As you can see, the bin width is not ideal. Setting an appropriate bin width is important as its value has an impact on the histogram’s appearance. In ggplot2
, you can change the bin size thanks to the binwidth
argument of geom_histogram()
.
ggplot(freqlist[1:100,], aes(x=FREQUENCY)) +
stat_bin(binwidth = 2000) +
theme_bw()
With geom_histogram()
:
ggplot(freqlist[1:100,], aes(x=FREQUENCY)) +
geom_histogram(binwidth = 2000) +
theme_bw()
Measures of central tendency summarize the profile of a variable. There are three measures of central tendency: the mean, the median, and the mode. All three measures can summarize a large data set with just a couple of numbers.
The mean (also known as the arithmetic mean) gives the average value of the data. The data must be on a ratio scale. The arithmetic mean (μ), is the sum (∑) of all the scores for a given variable (x) in the data divided by the number of values (N):
\[\mu=\frac{\sum x}{N}\]
Load split_unsplit.rds
:
rm(list=ls(all=TRUE))
data <- readRDS(url("https://tinyurl.com/splitunsplitrds"))
str(data)
## 'data.frame': 20 obs. of 3 variables:
## $ decade : int 1810 1820 1830 1840 1850 1860 1870 1880 1890 1900 ...

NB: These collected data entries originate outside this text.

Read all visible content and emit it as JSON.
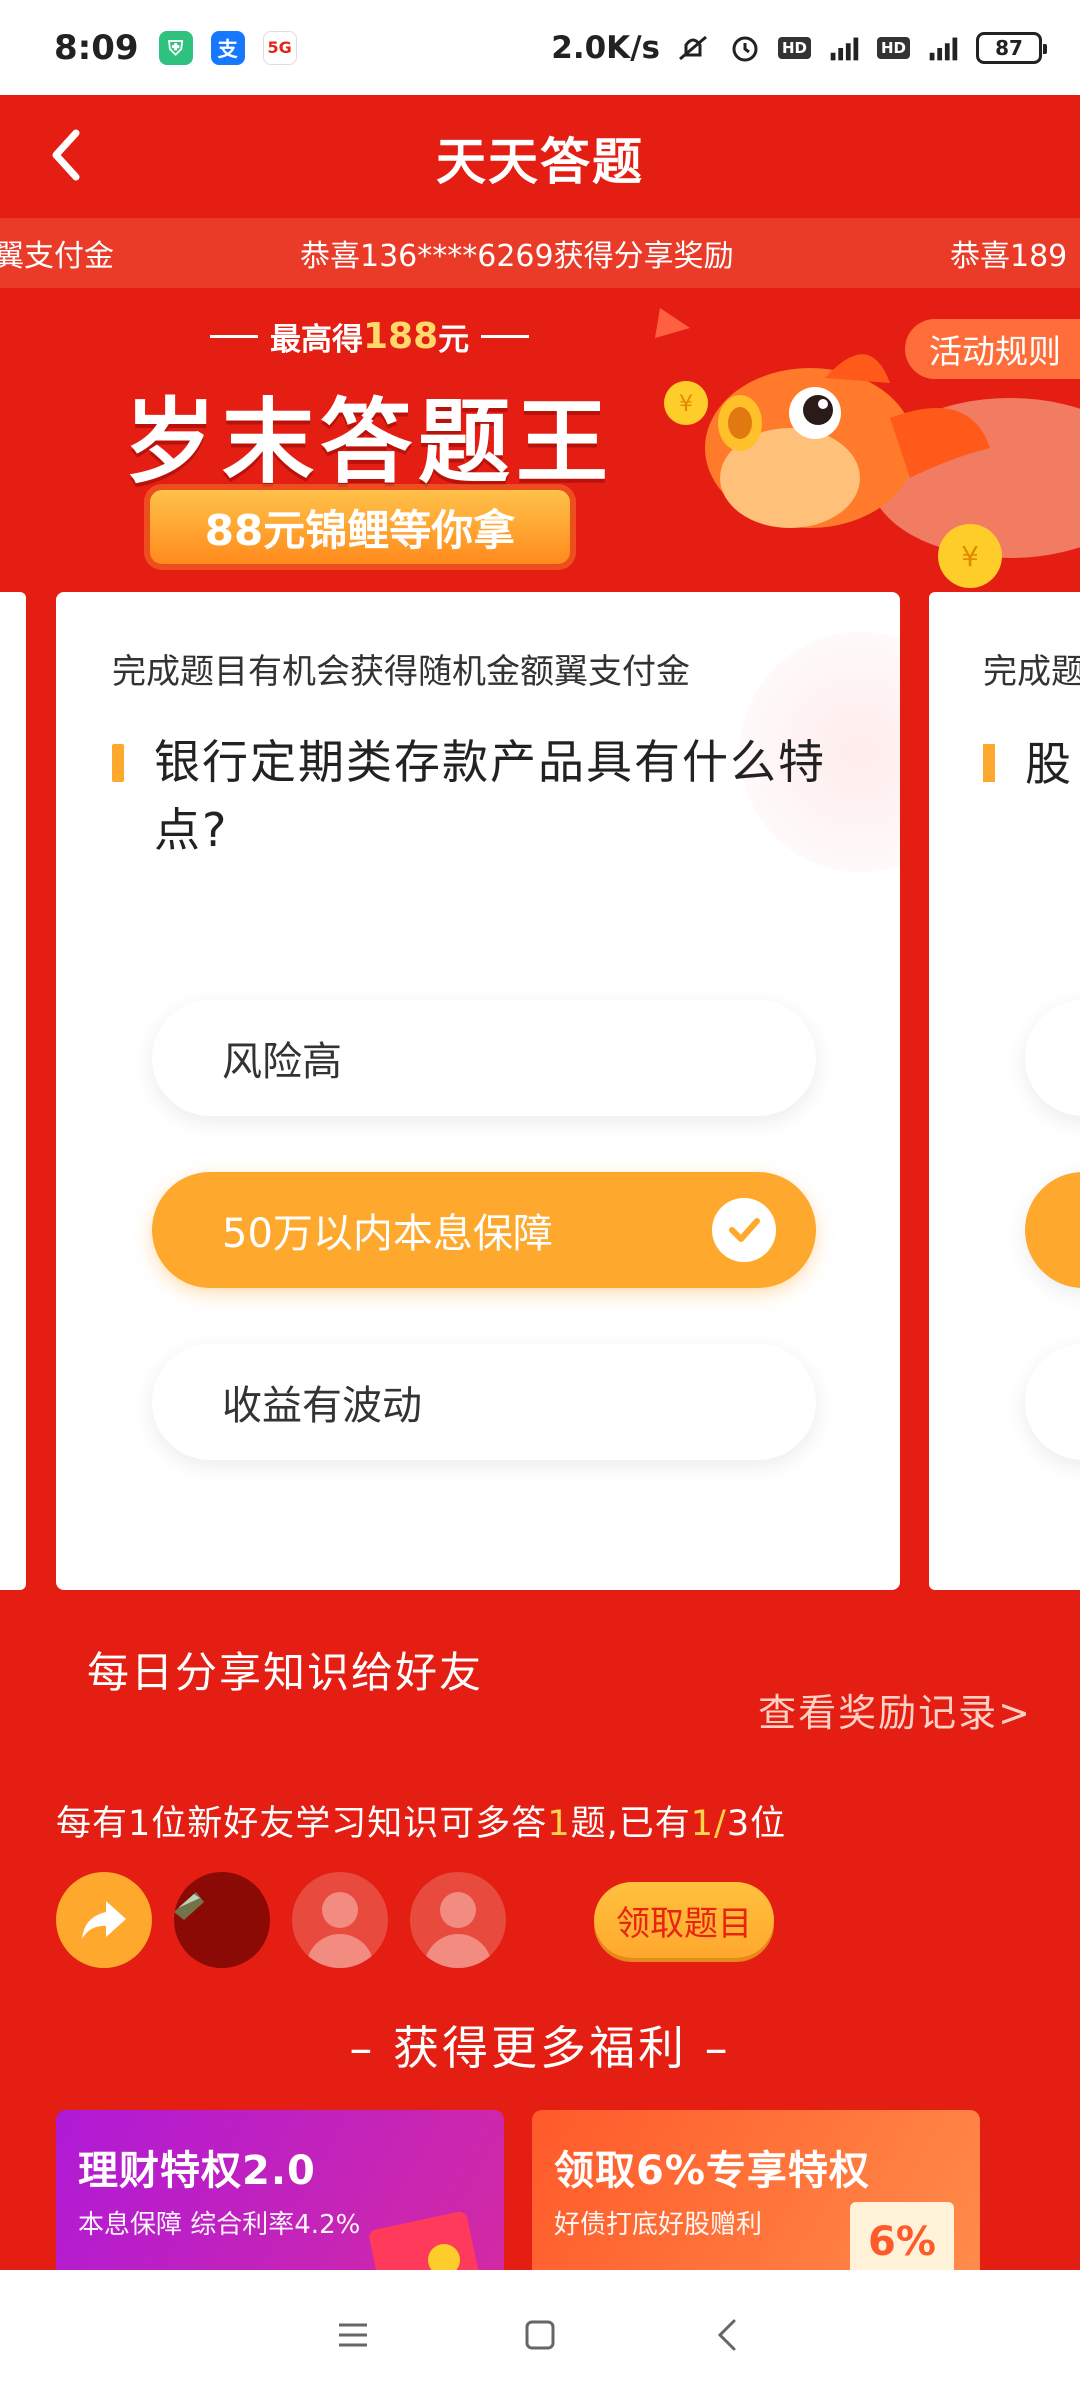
{
  "status_bar": {
    "time": "8:09",
    "net_speed": "2.0K/s",
    "battery": "87",
    "signal1": "4G",
    "signal2": "4G",
    "hd": "HD"
  },
  "header": {
    "title": "天天答题"
  },
  "ticker": {
    "items": [
      "翼支付金",
      "恭喜136****6269获得分享奖励",
      "恭喜189"
    ]
  },
  "banner": {
    "sub_prefix": "最高得",
    "sub_amount": "188",
    "sub_suffix": "元",
    "title": "岁末答题王",
    "pill": "88元锦鲤等你拿",
    "rules": "活动规则"
  },
  "quiz": {
    "hint": "完成题目有机会获得随机金额翼支付金",
    "question": "银行定期类存款产品具有什么特点?",
    "options": [
      {
        "label": "风险高",
        "selected": false
      },
      {
        "label": "50万以内本息保障",
        "selected": true
      },
      {
        "label": "收益有波动",
        "selected": false
      }
    ],
    "peek_hint": "完成题",
    "peek_question": "股"
  },
  "share": {
    "title": "每日分享知识给好友",
    "records_link": "查看奖励记录>",
    "desc_prefix": "每有",
    "desc_n1": "1",
    "desc_mid": "位新好友学习知识可多答",
    "desc_n2": "1",
    "desc_mid2": "题,已有",
    "desc_n3": "1",
    "desc_slash": "/",
    "desc_suffix": "3位",
    "claim": "领取题目"
  },
  "more": {
    "title": "获得更多福利",
    "cards": [
      {
        "title": "理财特权2.0",
        "sub": "本息保障 综合利率4.2%"
      },
      {
        "title": "领取6%专享特权",
        "sub": "好债打底好股赠利",
        "tag": "6%"
      }
    ]
  },
  "colors": {
    "background": "#e41e12",
    "accent": "#ffa82e",
    "highlight": "#ffd54a"
  }
}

## $ split.infinitive : int 4 4 10 25 35 64 166 191 145 181 ...
## $ unsplit.infinitive: int 42 503 946 1091 1142 1114 1380 1409 1396 1468 ...
R has a built-in function to compute the mean of a numeric vector: mean()
. To know the mean number of split and unsplit infinitives across the whole period, we apply the function to each vector.
mean(data$split.infinitive)
## [1] 174.4
mean(data$unsplit.infinitive)
## [1] 1209.9
On average, there are 2049.4 occurrences of the split infinitive and 3018.35 occurrences of the unsplit infinitive.
These values represent only a summary of the data. No decade displays either figure.
To visualize where the mean stands in your data, plot the numeric vectors and position the mean as a horizontal line with abline()
. The h
argument specifies where the horizontal line that corresponds to the mean should be.
par(mfrow=c(1,2))
# first plot
plot(data$split.infinitive, xlab="decades", ylab="frequency counts", main="split infinitive")
abline(h = mean(data$split.infinitive), col="blue")
text(5, mean(data$split.infinitive)+15, "mean", col="blue")
# second plot
plot(data$unsplit.infinitive, xlab="decades", ylab="frequency counts", main="unsplit infinitive")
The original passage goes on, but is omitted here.